Sacramento State students in COMS 105, Small Group Communications, have teamed up with News 10 to help out the community by hosting a coat drive for their class project.

Small Group Communications is a class that helps strengthen communication and working with a team and requires them to create an event or fundraiser that would benefit the community.

Communication studies junior Kae Saeteurn said the basis for this project is to not only help the community, but to learn how to work together.

“We’re supposed to learn how to work in small groups and there’s six people in the group,” Saeteurn said. “The reason why we’re doing this is so we learn how to work in a small group and we know how to apply this to your future because you rarely ever work by yourself. It benefits you in the future.”

Public relations junior Jungmin Hong said the decision to work with News 10 was because they wanted a greater impact with their event.

“We were coming up with some ideas for our project and we found out that News 10 was conducting the coat drive after researching online,” Hong said. “We thought it would be more effective if we collaborated with them rather than conducting our own coat drive.”

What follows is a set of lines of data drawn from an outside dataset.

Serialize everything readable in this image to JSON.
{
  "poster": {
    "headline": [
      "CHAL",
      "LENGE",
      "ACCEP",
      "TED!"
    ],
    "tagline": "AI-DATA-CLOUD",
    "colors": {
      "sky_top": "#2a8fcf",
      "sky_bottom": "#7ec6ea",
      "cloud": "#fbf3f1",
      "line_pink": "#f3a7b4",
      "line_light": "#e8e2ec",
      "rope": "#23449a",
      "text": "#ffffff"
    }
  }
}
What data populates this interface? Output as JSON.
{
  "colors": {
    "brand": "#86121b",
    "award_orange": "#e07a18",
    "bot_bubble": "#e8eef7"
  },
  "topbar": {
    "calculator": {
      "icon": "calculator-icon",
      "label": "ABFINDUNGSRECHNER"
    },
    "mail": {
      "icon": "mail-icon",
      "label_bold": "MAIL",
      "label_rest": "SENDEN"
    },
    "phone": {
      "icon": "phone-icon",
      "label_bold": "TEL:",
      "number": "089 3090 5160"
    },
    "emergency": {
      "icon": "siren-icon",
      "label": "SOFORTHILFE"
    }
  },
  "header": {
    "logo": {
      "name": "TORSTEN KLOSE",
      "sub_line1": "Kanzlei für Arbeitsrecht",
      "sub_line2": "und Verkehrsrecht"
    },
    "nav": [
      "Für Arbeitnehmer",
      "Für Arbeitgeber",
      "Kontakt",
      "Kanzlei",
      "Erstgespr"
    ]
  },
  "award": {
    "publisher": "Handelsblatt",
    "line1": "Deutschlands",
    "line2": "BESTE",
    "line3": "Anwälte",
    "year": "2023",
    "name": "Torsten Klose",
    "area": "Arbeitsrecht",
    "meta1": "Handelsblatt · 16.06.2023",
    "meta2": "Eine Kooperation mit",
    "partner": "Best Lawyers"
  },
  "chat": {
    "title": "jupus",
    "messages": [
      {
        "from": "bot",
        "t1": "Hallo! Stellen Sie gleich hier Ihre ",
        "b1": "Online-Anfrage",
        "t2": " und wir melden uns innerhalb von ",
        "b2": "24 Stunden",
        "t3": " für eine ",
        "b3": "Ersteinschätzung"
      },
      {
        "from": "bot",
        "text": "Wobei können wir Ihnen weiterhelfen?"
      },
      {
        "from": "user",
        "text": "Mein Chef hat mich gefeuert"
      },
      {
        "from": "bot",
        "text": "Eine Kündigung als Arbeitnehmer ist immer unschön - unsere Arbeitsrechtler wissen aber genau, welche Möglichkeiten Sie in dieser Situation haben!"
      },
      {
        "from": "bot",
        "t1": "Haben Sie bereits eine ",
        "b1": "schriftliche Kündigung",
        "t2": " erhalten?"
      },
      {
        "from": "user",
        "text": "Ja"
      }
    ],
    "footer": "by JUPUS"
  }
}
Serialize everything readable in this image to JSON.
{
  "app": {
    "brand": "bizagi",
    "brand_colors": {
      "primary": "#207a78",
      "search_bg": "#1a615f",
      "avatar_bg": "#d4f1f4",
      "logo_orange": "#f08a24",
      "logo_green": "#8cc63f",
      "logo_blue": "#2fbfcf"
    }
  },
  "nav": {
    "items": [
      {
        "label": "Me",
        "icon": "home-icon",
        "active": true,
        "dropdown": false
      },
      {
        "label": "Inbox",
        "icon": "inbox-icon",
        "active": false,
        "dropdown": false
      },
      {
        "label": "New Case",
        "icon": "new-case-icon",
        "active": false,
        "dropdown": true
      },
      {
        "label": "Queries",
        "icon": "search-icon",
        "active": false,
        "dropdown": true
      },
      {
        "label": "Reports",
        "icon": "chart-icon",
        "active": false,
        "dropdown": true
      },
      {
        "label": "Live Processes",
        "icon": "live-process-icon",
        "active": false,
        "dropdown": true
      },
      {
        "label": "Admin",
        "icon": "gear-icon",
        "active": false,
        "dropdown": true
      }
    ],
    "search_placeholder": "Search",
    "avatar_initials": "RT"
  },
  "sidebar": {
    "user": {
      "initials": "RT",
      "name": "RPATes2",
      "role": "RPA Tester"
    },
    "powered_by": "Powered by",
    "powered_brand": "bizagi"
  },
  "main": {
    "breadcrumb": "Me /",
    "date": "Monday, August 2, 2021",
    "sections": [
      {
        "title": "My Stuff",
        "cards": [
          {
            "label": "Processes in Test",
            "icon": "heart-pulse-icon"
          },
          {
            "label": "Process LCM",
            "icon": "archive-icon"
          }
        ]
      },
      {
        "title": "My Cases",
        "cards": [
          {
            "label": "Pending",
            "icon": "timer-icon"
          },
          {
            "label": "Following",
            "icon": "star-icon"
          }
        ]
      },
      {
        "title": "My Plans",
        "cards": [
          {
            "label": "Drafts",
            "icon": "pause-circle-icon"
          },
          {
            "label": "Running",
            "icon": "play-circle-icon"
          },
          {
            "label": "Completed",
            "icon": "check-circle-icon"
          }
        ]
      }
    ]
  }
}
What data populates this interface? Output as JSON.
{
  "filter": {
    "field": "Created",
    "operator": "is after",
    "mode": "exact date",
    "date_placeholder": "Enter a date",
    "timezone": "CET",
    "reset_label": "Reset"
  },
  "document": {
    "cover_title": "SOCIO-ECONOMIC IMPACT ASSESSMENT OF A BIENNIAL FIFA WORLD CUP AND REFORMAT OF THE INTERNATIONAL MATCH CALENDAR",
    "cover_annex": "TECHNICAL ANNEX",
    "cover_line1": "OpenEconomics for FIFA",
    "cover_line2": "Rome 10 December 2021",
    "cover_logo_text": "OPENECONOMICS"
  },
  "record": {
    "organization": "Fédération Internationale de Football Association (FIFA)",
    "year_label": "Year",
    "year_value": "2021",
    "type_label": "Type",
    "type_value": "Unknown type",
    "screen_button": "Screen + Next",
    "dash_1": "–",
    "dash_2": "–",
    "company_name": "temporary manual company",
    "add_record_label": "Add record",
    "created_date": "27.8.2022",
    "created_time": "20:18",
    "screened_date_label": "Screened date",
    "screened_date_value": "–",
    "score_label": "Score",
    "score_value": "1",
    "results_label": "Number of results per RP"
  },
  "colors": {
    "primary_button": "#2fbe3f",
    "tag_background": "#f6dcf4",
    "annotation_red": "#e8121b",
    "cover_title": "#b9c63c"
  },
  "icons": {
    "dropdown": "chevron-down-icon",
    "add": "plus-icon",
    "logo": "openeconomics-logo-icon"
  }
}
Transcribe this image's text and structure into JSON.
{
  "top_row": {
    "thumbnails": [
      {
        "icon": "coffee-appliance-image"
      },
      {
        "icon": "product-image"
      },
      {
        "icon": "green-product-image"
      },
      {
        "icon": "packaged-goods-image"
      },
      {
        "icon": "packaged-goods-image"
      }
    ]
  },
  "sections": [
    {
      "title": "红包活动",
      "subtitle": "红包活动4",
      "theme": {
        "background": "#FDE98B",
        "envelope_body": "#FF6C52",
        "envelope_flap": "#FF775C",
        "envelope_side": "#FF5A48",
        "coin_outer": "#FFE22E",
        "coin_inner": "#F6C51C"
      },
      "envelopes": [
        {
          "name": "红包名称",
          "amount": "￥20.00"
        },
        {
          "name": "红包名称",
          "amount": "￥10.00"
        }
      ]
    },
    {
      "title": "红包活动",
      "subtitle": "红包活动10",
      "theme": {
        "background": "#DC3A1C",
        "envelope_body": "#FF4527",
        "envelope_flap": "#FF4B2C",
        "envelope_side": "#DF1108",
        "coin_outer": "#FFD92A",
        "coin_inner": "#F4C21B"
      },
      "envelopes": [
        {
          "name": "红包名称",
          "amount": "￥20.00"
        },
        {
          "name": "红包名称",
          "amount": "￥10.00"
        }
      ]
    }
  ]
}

News 10 collaborated with the six-member group to hold the 22nd Annual Coats for Kids drive from Nov. 5-9, Hong said.

Saeteurn said the class had many other ideas on how to benefit the community, such as a Disney Day for kids or a scholarship for those wanting to study abroad, but felt a coat drive would be more effective becausepeople need coats during this time of the year.

Hong said News 10 was looking forward to working with their group to spread the awareness of their event.

“One of the event directors at News 10 (Don Deason) was really eager to work with us,” Hong said. “It was a really good idea to ask him because he was looking for help from the community.”

Saeteurn said the goal for the coat drive is to collect as many coats as possible and, most of all, to help out the community.

“Basically with the coat drive, our goal is collect 300 coats and all of the coats will go to News 10,” Saeteurn said.

“They’ll clean and wash them and then distribute them,” Saeteurn said. “It’s for families who don’t have enough money to buy coats for their kids.”

Besides the coat drive, the group held a bake sale with proceeds going to News 10 to purchase more coats for their drive, Saeteurn said.

Communication studies senior Alyssa Ruelas said the bake sale went better than the group expected and is glad for the participation of many of the students who donated.

“Our monetary goal for our bake sale was really successful,” Ruelas said. “It was set up by the Library Quad and we just collected $1 donations for each baked good that we had and those were donated from Raley’s, The Nugget, Sherry’s Bakery. Our monetary goal for that was $250 and we made $300, so we exceeded that.”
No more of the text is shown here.